How long are cell queues for normal clients' circuits and connections in practice?

"Maximum number of cells in entrys's circuit queue = 8 * (1000_data + 10_sendmecirc + 20_sendme_stream + N * (1_connected + 1_end)), N is number of maximum allowed streams for client"

"so 10k is actual number for client with 100 streams limit"

(quoting from irc)

If we disable the leaky pipe feature, 2k cells is enough, with 100 stream limit.

Of course, this isn't counting drop cells, which we might want to add in at some point to help with website fingerprinting.

Replying to nickm_mobile:

Algorithms 1U, 2U, 3U:

As algorithms 1T 2T and 3T, but define a queue's flush time as some function that accounts for the number of other circuits targetting the same connection. If we were using round robin, I would say: N/BW where bw is the conn observed bandwidth and N is the sum of all queue lengths on that connection, each queue length clippedd to be no longer than the queue under consideration.

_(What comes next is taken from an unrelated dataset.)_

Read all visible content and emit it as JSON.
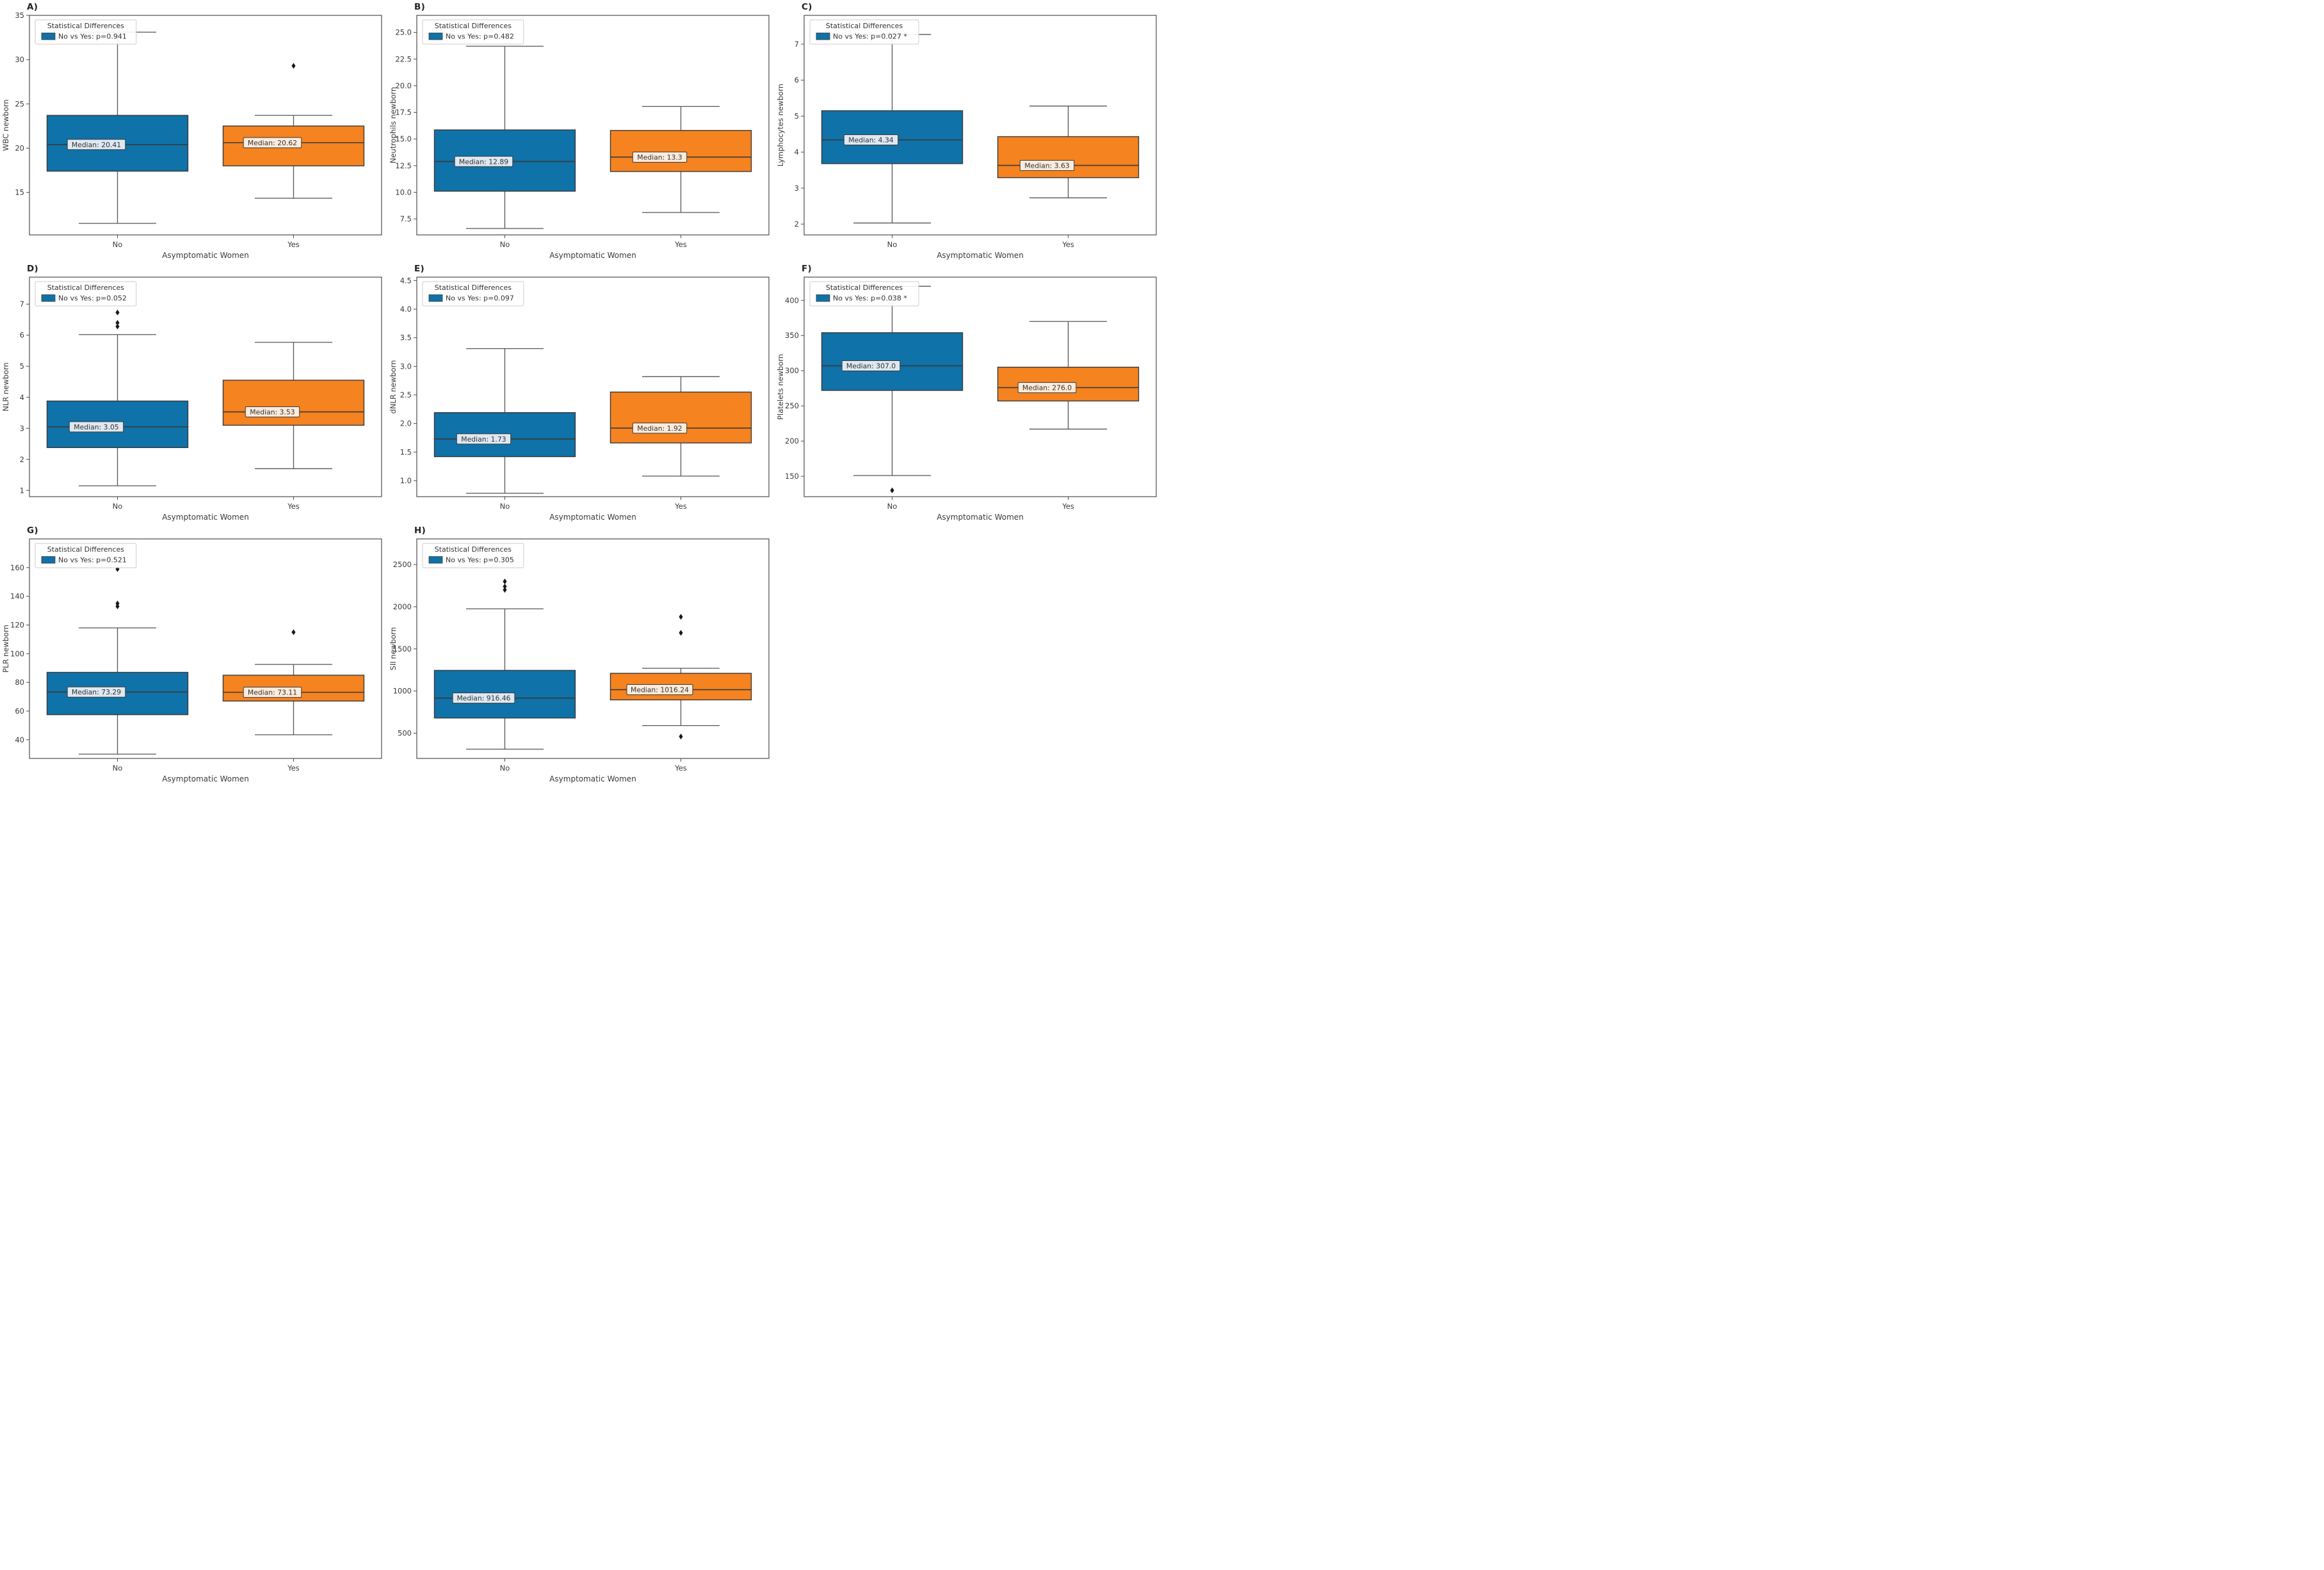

Is there any reason not to simplify this down to the circuit level only? Anything based on connections is easily subverted by a sybil attack. And you can't consider the time-independent queue length alone because of the sybil attack.

The goal is to drive up the cost of the attack while making sure you are not killing an honest client's circuit. If you consider a function of the queue length and the waiting time of the longest waiting cell for each circuit, then a malicious client will have to read cells at a rate at least as fast as the slowest honest client on every sybil in order to cause the relay to target the honest client's circuit. It can be shown that the longer the attacker's queue becomes, the faster it must read from it to avoid selection because it needs to keep the waiting times of the cells in the malicious circuits lower than those of all honest circuits.

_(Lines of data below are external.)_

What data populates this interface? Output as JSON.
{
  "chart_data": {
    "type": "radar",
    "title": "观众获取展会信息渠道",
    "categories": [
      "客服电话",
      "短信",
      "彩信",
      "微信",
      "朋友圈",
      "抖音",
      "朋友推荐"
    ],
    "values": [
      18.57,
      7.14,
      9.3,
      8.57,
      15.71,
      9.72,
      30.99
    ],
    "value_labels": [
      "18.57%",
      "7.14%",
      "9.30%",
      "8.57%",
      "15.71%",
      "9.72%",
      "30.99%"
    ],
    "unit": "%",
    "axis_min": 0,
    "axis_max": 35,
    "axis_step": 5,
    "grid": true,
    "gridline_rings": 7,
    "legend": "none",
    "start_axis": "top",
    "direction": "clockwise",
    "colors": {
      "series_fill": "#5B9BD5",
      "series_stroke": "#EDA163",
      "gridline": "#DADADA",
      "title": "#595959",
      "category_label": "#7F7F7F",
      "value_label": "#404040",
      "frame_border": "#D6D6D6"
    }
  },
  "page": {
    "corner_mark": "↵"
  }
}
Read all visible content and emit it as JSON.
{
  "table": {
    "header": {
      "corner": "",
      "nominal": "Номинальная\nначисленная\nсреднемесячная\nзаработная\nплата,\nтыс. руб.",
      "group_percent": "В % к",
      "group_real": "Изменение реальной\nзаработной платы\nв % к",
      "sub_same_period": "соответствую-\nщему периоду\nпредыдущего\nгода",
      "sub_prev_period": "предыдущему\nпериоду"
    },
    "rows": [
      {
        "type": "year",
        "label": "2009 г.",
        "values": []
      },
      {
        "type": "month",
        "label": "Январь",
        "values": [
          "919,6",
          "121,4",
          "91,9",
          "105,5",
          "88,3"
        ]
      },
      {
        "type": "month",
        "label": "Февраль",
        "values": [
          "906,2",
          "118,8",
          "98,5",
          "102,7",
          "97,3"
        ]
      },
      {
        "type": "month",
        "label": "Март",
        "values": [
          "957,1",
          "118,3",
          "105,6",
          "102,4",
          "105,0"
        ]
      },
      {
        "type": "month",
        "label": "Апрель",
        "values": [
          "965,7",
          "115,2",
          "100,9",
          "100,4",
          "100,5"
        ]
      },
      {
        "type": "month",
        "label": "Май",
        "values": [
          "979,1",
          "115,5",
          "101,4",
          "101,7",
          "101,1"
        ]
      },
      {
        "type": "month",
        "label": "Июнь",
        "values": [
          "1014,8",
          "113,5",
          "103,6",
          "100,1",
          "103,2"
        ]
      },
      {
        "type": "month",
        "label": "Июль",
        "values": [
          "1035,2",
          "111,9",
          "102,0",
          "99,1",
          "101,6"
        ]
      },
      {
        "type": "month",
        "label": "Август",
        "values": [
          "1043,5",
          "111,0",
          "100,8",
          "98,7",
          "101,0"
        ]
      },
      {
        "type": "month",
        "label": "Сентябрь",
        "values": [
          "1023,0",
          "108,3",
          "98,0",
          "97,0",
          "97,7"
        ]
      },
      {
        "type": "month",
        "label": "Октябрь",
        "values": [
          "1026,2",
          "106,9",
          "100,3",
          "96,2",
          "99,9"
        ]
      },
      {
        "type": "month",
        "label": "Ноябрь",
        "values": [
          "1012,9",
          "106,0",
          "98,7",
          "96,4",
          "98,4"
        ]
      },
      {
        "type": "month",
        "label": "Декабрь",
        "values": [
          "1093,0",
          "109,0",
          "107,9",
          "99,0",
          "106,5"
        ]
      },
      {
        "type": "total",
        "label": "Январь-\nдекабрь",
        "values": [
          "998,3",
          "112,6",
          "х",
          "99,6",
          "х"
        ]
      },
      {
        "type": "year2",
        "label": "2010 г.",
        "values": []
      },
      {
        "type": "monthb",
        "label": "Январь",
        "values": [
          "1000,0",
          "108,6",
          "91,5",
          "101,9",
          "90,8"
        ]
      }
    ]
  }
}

I guess authenticated SNEDMEs, where the exit inserts a 1 byte nonce into every 100th cell and won't increase the package window unless the SENDME contains the nonce, is also off of the table since like the queue length limit defense, it doesn't handle non-data cells.

I imagine its not a simple fix, but what are the other problems with making all classes of relay cells count against the circuit package window?